On the other hand, there are will activities, such as typing this blog, that require conscious effort. The physical act of typing is not one of those. The willing for which key on the keyboard to strike for example, or how to spell words correctly and type them correctly is not something I do consciously. This will activity is moved by the memory that lives in a way in my finders and my arms that translate what I am thinking into this text. However, to create the content of this blog, even before it appears in electronic form, required will on my part. To build the argument, think it through, and imagine how I would like to say it was deliberately willed on my part. I choose to write this blog with the wish to share with others, some of the thoughts that come to mind having read various works of Rudolf Steiner. Unlike the actual typing activity, the creation of this blog, consciously willed, required a very specific type of movement. The movement may not have been visible outside of me but something was “moving” within me. 

When I play a game, for example, there are movements that may be called schooled: memory was developed and ingrained into my muscle mass so that my legs and arms would know what to do. This frees me up to strategize what I am going to do during the game. If I had to think about where to move and how to move during the game, I would spend a greater deal of time on this then actually planning my game. 
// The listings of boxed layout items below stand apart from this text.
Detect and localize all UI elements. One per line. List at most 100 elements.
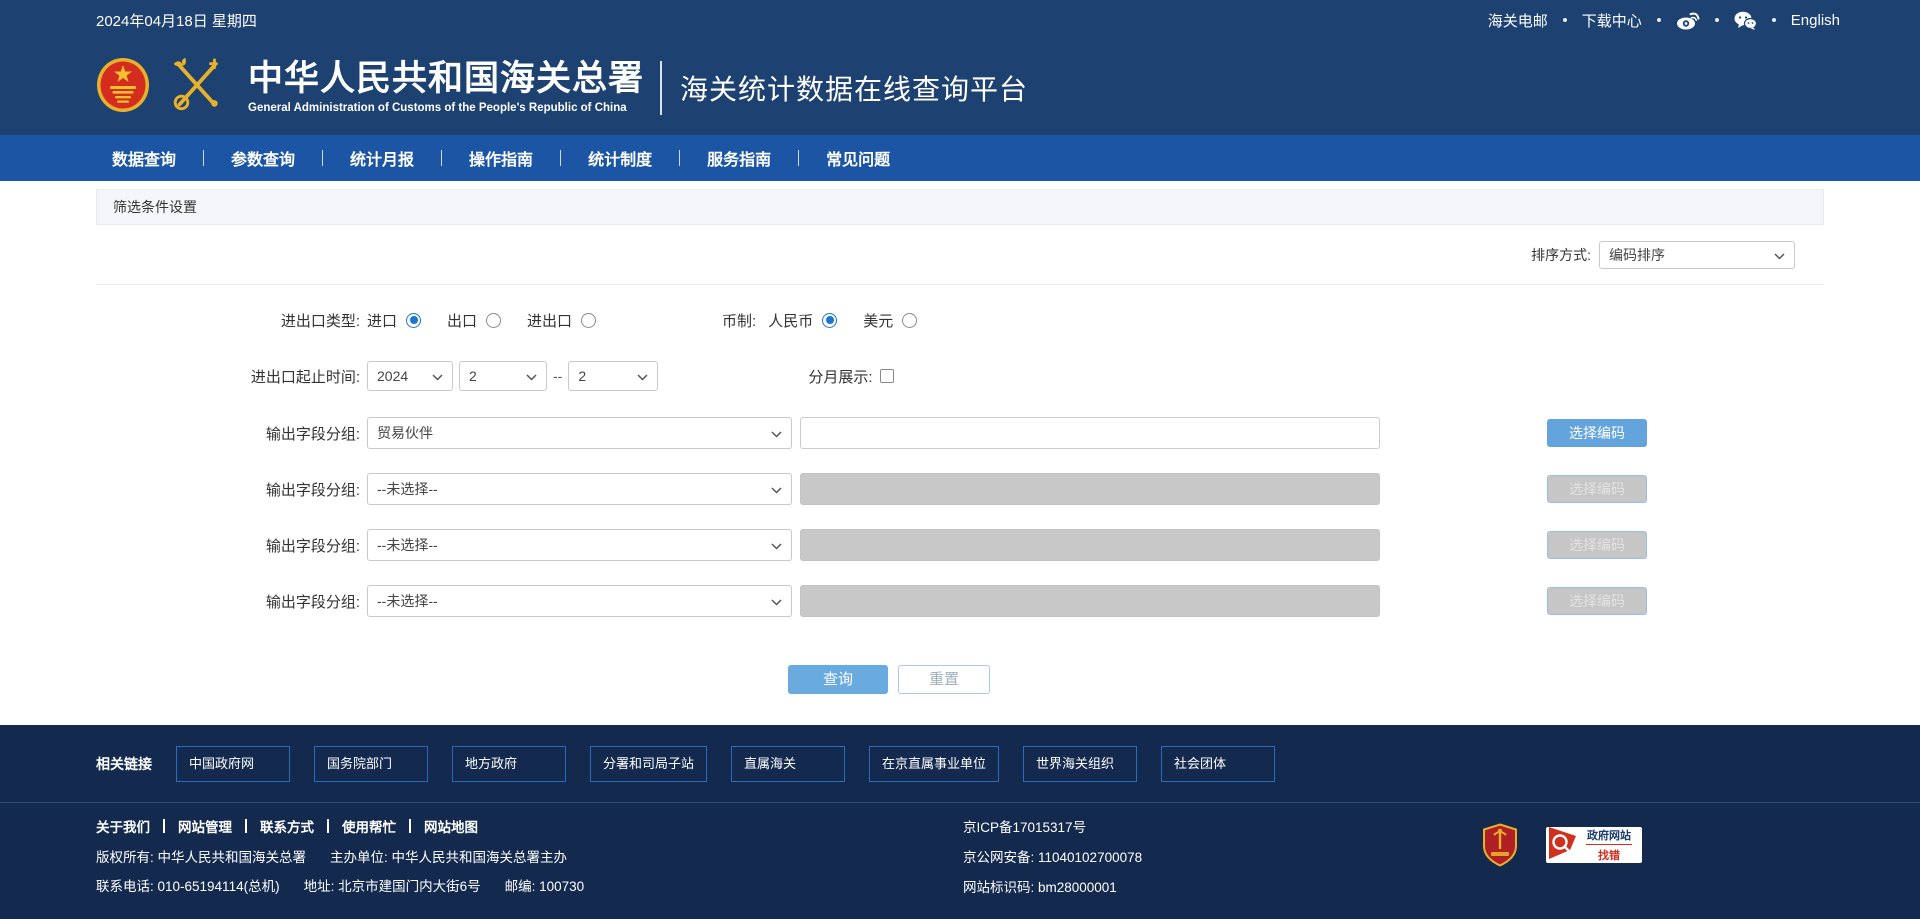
code-input-disabled (800, 473, 1380, 505)
code-input[interactable] (800, 417, 1380, 449)
nav-item-service-guide[interactable]: 服务指南 (707, 146, 771, 170)
footer-link-box-chinagov[interactable]: 中国政府网 (176, 746, 290, 782)
chevron-down-icon (771, 593, 782, 609)
footer-copyright-line: 版权所有: 中华人民共和国海关总署 主办单位: 中华人民共和国海关总署主办 (96, 846, 608, 866)
org-title-en: General Administration of Customs of the… (248, 102, 644, 114)
trade-type-option-export[interactable]: 出口 (447, 310, 501, 331)
nav-item-data-query[interactable]: 数据查询 (112, 146, 176, 170)
postcode-text: 邮编: 100730 (505, 875, 585, 895)
year-select[interactable]: 2024 (367, 361, 453, 391)
trade-type-option-import-export[interactable]: 进出口 (527, 310, 596, 331)
gov-site-error-report-badge[interactable]: 政府网站 找错 (1546, 827, 1642, 863)
weibo-icon[interactable] (1676, 11, 1700, 30)
chevron-down-icon (771, 537, 782, 553)
site-header: 中华人民共和国海关总署 General Administration of Cu… (0, 40, 1920, 135)
footer-menu-sitemap[interactable]: 网站地图 (424, 816, 478, 836)
chevron-down-icon (526, 368, 537, 384)
radio-import[interactable] (406, 313, 421, 328)
radio-export[interactable] (486, 313, 501, 328)
field-group-select[interactable]: --未选择-- (367, 473, 792, 505)
org-title-cn: 中华人民共和国海关总署 (248, 61, 644, 98)
main-content: 筛选条件设置 排序方式: 编码排序 进出口类型: 进口 出口 进出口 币制: (0, 189, 1920, 694)
currency-option-usd[interactable]: 美元 (863, 310, 917, 331)
wechat-icon[interactable] (1734, 11, 1757, 30)
sort-label: 排序方式: (1531, 245, 1591, 265)
nav-item-operation-guide[interactable]: 操作指南 (469, 146, 533, 170)
chevron-down-icon (432, 368, 443, 384)
sort-row: 排序方式: 编码排序 (96, 225, 1824, 285)
badge-divider (1586, 844, 1632, 845)
footer-menu-site-management[interactable]: 网站管理 (178, 816, 232, 836)
nav-separator (322, 150, 323, 166)
start-month-select[interactable]: 2 (459, 361, 547, 391)
address-text: 地址: 北京市建国门内大街6号 (304, 875, 481, 895)
select-code-button-disabled: 选择编码 (1547, 475, 1647, 503)
footer-badges: 政府网站 找错 (1482, 823, 1642, 867)
chevron-down-icon (637, 368, 648, 384)
footer-link-box-state-council[interactable]: 国务院部门 (314, 746, 428, 782)
dot-separator (1715, 18, 1719, 22)
radio-rmb[interactable] (822, 313, 837, 328)
field-group-select[interactable]: --未选择-- (367, 529, 792, 561)
related-links-band: 相关链接 中国政府网 国务院部门 地方政府 分署和司局子站 直属海关 在京直属事… (0, 725, 1920, 802)
national-emblem-logo (96, 57, 150, 119)
dot-separator (1563, 18, 1567, 22)
monthly-display-checkbox[interactable] (880, 369, 894, 383)
monthly-display-label[interactable]: 分月展示: (808, 366, 872, 387)
footer-menu-separator (163, 819, 165, 833)
customs-mail-link[interactable]: 海关电邮 (1488, 10, 1548, 31)
query-button[interactable]: 查询 (788, 665, 888, 694)
nav-item-monthly-report[interactable]: 统计月报 (350, 146, 414, 170)
footer-menu-separator (327, 819, 329, 833)
field-group-row: 输出字段分组: 贸易伙伴 选择编码 (0, 417, 1920, 449)
period-range-separator: -- (553, 368, 562, 384)
nav-item-statistics-system[interactable]: 统计制度 (588, 146, 652, 170)
footer-menu-contact[interactable]: 联系方式 (260, 816, 314, 836)
radio-import-export[interactable] (581, 313, 596, 328)
field-group-row: 输出字段分组: --未选择-- 选择编码 (0, 585, 1920, 617)
footer-link-box-direct-customs[interactable]: 直属海关 (731, 746, 845, 782)
topbar-menu: 海关电邮 下载中心 (1488, 10, 1840, 31)
footer-menu-separator (409, 819, 411, 833)
footer-link-box-social-groups[interactable]: 社会团体 (1161, 746, 1275, 782)
language-switch-link[interactable]: English (1791, 12, 1840, 29)
download-center-link[interactable]: 下载中心 (1582, 10, 1642, 31)
footer-bottom: 关于我们 网站管理 联系方式 使用帮忙 网站地图 版权所有: 中华人民共和国海关… (0, 802, 1920, 919)
copyright-text: 版权所有: 中华人民共和国海关总署 (96, 846, 306, 866)
chevron-down-icon (771, 481, 782, 497)
trade-type-option-import[interactable]: 进口 (367, 310, 421, 331)
radio-usd[interactable] (902, 313, 917, 328)
footer-link-box-beijing-units[interactable]: 在京直属事业单位 (869, 746, 999, 782)
site-identifier-code: 网站标识码: bm28000001 (963, 876, 1142, 896)
end-month-select[interactable]: 2 (568, 361, 658, 391)
footer-link-box-local-gov[interactable]: 地方政府 (452, 746, 566, 782)
footer-menu-separator (245, 819, 247, 833)
field-group-select[interactable]: --未选择-- (367, 585, 792, 617)
footer-link-box-wco[interactable]: 世界海关组织 (1023, 746, 1137, 782)
footer-menu: 关于我们 网站管理 联系方式 使用帮忙 网站地图 (96, 816, 608, 836)
footer-info-left: 关于我们 网站管理 联系方式 使用帮忙 网站地图 版权所有: 中华人民共和国海关… (96, 816, 608, 904)
current-date: 2024年04月18日 星期四 (96, 10, 257, 31)
main-nav: 数据查询 参数查询 统计月报 操作指南 统计制度 服务指南 常见问题 (0, 135, 1920, 181)
customs-shield-badge[interactable] (1482, 823, 1518, 867)
currency-option-rmb[interactable]: 人民币 (768, 310, 837, 331)
reset-button[interactable]: 重置 (898, 665, 990, 694)
footer-link-box-branch-sites[interactable]: 分署和司局子站 (590, 746, 707, 782)
footer-menu-help[interactable]: 使用帮忙 (342, 816, 396, 836)
nav-item-faq[interactable]: 常见问题 (826, 146, 890, 170)
sort-select[interactable]: 编码排序 (1599, 241, 1795, 269)
nav-separator (441, 150, 442, 166)
footer-menu-about[interactable]: 关于我们 (96, 816, 150, 836)
trade-type-label: 进出口类型: (96, 310, 360, 331)
nav-item-param-query[interactable]: 参数查询 (231, 146, 295, 170)
nav-separator (798, 150, 799, 166)
police-record-number: 京公网安备: 11040102700078 (963, 846, 1142, 866)
chevron-down-icon (1774, 247, 1785, 263)
field-group-select[interactable]: 贸易伙伴 (367, 417, 792, 449)
badge-find-error-text: 找错 (1598, 847, 1620, 863)
select-code-button[interactable]: 选择编码 (1547, 419, 1647, 447)
action-button-row: 查询 重置 (0, 665, 1920, 694)
field-group-row: 输出字段分组: --未选择-- 选择编码 (0, 529, 1920, 561)
field-group-label: 输出字段分组: (96, 479, 360, 500)
period-label: 进出口起止时间: (96, 366, 360, 387)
Effectively, for those will activities that flow from memory, even if I create the memory, requires a close collaboration with the etheric body. As we know, the etheric body has a very specific type of movement: it’s rhythmical. As a consequence, repetitive activities that stream from memory arise in collaboration with the etheric. On the other hand, will activities that arise from choices and hopes within me, take on a different nature. It is ultimately this wish for a specific result, in other words, this wish to create a future that differentiates conscious wiling from unconscious willing.  

Will is about the activities in our lives. Some we are unconscious to; others, we do consciously. The real challenge to us all is: are we doing the conscious ones consciously and the unconscious ones unconsciously? Can we even tell the difference? To succeed in telling the difference would me to understand the nature of will.